Erläuterung des Wettbewerbsbeitrags
Der Deutsch-Polnische Grenzvertrag von Nov 1990 und die damit verbundene endgültige Anerkennung des Grenzverlaufes zwischen den beiden Staaten stellen einen positiven Endpunkt eines langen, für Einzelne aus unterschiedlichen Gründen auch schmerzhaften Prozesses dar.
Dieser Grenzverlauf ist in dem Verhältnis der beiden Nationen zueinander ein Schlusspunkt für vergangene Auseinandersetzungen und er stellt einen Anfangspunkt für eine neue vielfältige Beziehung dar.

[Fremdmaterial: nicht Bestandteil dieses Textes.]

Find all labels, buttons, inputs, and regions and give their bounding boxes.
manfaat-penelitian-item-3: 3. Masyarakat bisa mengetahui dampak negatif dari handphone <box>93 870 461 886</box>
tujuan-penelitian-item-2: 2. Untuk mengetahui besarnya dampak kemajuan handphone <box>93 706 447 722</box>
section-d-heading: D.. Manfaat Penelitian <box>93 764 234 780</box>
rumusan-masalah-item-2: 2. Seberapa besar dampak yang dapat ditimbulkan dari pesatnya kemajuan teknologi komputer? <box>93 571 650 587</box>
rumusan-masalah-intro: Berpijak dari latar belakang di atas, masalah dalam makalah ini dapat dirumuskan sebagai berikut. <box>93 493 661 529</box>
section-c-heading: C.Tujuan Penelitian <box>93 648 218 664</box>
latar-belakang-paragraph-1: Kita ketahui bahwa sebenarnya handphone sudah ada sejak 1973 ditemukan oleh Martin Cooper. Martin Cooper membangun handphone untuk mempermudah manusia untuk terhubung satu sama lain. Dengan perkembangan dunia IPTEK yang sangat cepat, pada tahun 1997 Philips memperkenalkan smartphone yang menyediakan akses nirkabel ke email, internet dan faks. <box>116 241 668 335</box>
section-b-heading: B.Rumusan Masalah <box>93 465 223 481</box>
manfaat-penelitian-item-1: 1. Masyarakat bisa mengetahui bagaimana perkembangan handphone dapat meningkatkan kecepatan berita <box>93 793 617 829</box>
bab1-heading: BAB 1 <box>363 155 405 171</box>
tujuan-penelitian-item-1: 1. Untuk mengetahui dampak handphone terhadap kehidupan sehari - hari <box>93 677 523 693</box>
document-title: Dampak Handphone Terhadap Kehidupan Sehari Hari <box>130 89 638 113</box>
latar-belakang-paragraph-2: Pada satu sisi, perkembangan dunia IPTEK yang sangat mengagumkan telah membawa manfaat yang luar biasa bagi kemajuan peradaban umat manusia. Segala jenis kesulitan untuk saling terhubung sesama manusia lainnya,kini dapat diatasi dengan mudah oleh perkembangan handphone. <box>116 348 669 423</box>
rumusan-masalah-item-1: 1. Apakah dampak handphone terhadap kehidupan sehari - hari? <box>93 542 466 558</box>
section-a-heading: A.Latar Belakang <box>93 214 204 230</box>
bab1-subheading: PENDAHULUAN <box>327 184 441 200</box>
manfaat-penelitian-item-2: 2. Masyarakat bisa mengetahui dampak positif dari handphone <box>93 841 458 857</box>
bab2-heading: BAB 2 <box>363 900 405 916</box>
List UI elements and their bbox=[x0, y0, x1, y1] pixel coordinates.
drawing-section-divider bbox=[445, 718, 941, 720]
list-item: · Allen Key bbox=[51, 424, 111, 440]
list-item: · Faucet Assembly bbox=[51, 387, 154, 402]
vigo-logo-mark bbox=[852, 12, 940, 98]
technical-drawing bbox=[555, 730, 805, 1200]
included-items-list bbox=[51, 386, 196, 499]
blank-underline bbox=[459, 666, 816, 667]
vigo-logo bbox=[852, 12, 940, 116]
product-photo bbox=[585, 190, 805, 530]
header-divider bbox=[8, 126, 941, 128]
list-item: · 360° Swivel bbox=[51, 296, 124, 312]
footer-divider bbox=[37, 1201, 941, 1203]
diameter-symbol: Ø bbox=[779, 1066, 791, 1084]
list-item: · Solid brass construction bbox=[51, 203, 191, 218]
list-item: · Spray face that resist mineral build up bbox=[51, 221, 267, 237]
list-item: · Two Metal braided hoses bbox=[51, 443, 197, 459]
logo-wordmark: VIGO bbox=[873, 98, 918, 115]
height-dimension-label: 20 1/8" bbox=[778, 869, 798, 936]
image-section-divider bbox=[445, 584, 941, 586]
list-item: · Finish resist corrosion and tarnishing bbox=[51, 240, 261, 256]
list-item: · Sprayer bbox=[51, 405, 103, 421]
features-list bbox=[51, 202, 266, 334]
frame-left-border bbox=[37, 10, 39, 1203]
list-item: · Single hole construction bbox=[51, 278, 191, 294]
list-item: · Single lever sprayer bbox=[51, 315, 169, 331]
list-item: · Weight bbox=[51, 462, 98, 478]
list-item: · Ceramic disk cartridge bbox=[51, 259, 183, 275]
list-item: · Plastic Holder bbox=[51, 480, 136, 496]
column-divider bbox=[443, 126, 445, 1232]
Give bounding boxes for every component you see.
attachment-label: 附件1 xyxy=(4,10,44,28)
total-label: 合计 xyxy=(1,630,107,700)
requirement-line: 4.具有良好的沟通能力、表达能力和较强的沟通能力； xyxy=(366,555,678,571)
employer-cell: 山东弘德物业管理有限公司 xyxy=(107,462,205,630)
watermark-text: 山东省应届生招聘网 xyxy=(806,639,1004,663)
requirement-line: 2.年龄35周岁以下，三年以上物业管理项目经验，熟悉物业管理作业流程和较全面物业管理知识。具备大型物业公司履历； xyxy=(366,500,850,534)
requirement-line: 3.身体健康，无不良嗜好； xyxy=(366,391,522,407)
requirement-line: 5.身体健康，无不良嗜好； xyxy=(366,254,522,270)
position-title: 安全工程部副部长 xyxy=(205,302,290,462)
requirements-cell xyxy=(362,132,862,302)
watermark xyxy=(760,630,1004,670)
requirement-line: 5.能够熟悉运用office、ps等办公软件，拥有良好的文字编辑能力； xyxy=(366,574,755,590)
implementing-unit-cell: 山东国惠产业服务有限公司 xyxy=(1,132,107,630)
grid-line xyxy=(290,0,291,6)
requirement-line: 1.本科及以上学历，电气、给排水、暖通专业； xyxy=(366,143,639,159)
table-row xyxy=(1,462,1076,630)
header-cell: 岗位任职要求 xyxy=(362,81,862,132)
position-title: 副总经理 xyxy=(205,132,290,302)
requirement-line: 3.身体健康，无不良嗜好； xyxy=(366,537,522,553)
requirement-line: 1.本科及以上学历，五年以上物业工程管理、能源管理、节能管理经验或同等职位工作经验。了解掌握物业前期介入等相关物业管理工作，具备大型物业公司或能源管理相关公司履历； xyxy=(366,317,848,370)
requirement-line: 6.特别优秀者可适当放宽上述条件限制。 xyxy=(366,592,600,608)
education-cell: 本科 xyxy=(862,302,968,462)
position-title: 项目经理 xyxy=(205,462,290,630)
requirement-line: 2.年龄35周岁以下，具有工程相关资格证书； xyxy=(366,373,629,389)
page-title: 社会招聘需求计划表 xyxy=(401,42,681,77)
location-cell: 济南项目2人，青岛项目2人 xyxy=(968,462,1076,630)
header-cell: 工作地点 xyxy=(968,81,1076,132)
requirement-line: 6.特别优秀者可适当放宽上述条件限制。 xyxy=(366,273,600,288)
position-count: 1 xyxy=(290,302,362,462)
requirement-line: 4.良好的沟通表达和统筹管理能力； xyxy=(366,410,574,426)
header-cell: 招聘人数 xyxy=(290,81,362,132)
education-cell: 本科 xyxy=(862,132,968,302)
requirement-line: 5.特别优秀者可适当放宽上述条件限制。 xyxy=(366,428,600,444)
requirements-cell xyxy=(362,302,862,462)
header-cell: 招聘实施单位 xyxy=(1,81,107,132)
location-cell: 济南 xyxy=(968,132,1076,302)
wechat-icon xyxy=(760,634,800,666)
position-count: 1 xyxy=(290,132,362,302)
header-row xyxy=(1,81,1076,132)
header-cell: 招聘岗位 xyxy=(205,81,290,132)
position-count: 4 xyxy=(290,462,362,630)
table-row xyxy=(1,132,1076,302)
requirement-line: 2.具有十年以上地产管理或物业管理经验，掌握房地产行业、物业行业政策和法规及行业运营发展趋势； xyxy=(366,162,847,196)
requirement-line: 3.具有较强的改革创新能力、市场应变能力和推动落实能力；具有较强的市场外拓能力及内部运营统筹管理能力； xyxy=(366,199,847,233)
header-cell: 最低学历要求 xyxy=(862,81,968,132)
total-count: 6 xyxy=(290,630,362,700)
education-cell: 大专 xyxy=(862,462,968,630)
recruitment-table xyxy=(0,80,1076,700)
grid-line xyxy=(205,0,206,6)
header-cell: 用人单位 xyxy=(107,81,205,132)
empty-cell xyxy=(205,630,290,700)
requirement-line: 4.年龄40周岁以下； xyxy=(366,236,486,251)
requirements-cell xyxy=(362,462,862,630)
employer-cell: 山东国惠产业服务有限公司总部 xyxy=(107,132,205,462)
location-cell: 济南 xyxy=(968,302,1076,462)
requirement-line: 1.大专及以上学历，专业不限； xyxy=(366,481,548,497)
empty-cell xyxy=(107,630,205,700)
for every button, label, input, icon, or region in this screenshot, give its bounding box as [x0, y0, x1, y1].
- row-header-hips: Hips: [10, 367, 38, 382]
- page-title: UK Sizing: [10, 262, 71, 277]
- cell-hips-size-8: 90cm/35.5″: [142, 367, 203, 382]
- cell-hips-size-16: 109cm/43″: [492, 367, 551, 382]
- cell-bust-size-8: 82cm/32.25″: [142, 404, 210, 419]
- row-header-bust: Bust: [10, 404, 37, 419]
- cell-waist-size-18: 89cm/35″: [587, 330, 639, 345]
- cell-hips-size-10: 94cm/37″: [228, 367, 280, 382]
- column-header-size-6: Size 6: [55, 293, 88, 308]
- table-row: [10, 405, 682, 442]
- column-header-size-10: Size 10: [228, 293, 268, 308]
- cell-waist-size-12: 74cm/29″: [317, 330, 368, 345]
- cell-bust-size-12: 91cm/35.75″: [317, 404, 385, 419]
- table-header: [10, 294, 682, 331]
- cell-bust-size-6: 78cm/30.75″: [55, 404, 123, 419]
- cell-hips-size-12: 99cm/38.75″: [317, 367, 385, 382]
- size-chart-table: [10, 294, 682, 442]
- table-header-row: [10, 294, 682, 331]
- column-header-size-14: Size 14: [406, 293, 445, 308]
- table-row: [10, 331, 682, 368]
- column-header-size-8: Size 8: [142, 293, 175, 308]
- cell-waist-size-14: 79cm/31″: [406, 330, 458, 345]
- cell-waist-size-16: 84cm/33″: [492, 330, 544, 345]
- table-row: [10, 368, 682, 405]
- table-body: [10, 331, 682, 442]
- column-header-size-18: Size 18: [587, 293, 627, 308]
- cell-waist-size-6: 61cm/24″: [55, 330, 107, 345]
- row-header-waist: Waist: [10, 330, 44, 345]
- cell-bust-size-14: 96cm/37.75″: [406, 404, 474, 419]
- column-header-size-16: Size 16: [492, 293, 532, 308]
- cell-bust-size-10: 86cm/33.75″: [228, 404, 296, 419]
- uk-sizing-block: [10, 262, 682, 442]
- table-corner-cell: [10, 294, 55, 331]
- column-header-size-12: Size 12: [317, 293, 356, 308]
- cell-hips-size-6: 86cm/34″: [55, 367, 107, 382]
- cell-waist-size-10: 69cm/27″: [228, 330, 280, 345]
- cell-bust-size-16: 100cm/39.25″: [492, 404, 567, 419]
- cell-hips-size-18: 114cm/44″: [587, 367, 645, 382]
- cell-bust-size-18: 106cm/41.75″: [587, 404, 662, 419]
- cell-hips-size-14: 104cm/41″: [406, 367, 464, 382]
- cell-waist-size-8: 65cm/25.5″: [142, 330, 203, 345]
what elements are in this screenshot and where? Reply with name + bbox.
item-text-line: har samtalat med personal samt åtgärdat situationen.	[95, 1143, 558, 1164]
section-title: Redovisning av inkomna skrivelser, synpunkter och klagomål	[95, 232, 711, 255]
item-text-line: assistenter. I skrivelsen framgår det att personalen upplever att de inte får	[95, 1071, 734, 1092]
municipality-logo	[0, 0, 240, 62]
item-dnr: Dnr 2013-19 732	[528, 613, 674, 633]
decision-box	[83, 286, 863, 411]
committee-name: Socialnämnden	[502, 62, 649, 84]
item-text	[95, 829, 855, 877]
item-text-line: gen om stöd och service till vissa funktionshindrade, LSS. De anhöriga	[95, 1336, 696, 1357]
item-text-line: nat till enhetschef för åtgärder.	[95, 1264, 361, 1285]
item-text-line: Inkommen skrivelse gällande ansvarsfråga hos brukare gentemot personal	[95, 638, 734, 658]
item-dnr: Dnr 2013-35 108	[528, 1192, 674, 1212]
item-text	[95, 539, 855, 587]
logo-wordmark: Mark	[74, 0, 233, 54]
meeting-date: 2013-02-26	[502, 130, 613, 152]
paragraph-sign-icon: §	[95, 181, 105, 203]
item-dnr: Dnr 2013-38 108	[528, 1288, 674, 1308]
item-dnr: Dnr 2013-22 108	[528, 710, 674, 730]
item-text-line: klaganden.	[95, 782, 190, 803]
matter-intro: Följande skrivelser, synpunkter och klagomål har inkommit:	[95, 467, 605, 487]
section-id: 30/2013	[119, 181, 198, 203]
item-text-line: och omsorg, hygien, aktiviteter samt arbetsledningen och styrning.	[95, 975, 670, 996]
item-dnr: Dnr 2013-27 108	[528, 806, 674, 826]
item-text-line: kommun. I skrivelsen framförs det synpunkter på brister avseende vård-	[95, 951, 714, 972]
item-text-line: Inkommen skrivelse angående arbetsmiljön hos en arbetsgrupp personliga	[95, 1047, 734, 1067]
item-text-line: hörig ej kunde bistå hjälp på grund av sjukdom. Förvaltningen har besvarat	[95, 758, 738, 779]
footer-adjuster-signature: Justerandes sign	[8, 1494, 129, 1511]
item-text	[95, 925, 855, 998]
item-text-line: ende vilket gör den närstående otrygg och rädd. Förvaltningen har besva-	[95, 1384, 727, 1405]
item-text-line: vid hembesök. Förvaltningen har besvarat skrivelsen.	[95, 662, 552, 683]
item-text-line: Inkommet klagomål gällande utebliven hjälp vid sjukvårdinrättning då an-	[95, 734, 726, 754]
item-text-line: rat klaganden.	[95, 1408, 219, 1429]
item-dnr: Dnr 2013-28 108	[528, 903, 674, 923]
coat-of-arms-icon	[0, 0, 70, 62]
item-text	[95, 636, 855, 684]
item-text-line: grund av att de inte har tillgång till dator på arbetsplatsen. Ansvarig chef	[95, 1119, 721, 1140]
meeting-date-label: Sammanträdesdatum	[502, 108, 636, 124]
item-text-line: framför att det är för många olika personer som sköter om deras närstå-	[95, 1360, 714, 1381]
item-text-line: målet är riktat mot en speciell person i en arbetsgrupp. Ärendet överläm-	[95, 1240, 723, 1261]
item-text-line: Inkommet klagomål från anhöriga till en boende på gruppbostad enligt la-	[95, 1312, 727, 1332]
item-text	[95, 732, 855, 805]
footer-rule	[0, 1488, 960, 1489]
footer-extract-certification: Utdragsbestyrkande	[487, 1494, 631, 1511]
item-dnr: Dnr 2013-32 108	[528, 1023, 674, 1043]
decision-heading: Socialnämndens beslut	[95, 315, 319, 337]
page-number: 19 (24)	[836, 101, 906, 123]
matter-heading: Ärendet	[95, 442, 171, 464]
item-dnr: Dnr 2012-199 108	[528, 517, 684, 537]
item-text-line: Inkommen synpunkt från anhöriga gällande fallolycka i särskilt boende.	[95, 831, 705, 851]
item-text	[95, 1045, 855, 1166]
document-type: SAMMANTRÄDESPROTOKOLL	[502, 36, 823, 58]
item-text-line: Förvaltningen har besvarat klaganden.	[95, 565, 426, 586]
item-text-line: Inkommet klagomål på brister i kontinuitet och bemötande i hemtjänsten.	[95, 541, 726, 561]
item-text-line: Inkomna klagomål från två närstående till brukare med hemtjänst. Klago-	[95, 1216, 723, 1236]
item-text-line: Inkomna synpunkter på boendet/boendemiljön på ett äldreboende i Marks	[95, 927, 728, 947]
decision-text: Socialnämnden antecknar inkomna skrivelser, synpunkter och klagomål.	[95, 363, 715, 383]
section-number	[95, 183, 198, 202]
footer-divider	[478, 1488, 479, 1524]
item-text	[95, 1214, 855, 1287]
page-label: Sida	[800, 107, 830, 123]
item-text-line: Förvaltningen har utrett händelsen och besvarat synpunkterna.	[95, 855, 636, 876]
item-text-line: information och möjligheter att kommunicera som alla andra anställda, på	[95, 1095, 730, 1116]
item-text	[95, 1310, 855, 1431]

Diese Grenze soll nicht abgrenzen und trennen sondern sie soll die gemeinsam anerkannte Grundlage für einen lebhaften gegenseitigen Austausch unter den Menschen beider Länder schaffen.
Die Symbolisierung der gemeinsamen Grenze ist das Thema der Skulptur.
Die gewählte Form verdeutlicht die Durchlässigkeit und Transparenz in beide Richtungen auf der Grundlage von geklärten Verhältnissen.
Die Einflüsse der einen wie der anderen Nation sollen auf den Nachbarn einwirken und ein gemeinsames Neues schaffen.
Ein sehr großer Teil der Skulpturen in Warschau ist von Realismus bzw. Konkretion geprägt. Eine Plastik im Garten der Deutschen Botschaft sollte neben der eigenen Tradition auch die Sehgewohnheiten des Gastlandes berücksichtigen.
Der Entwurf ist einerseits ein abstraktes Formgeflecht und ist andererseits eindeutig les- und interpretierbar.

Durch die Verwendung der Materialien Stahl und Glas wird dem Symbol der gemeinsamen Grenze einerseits große Transparenz und andererseits die Konnotation von Festigkeit gegeben.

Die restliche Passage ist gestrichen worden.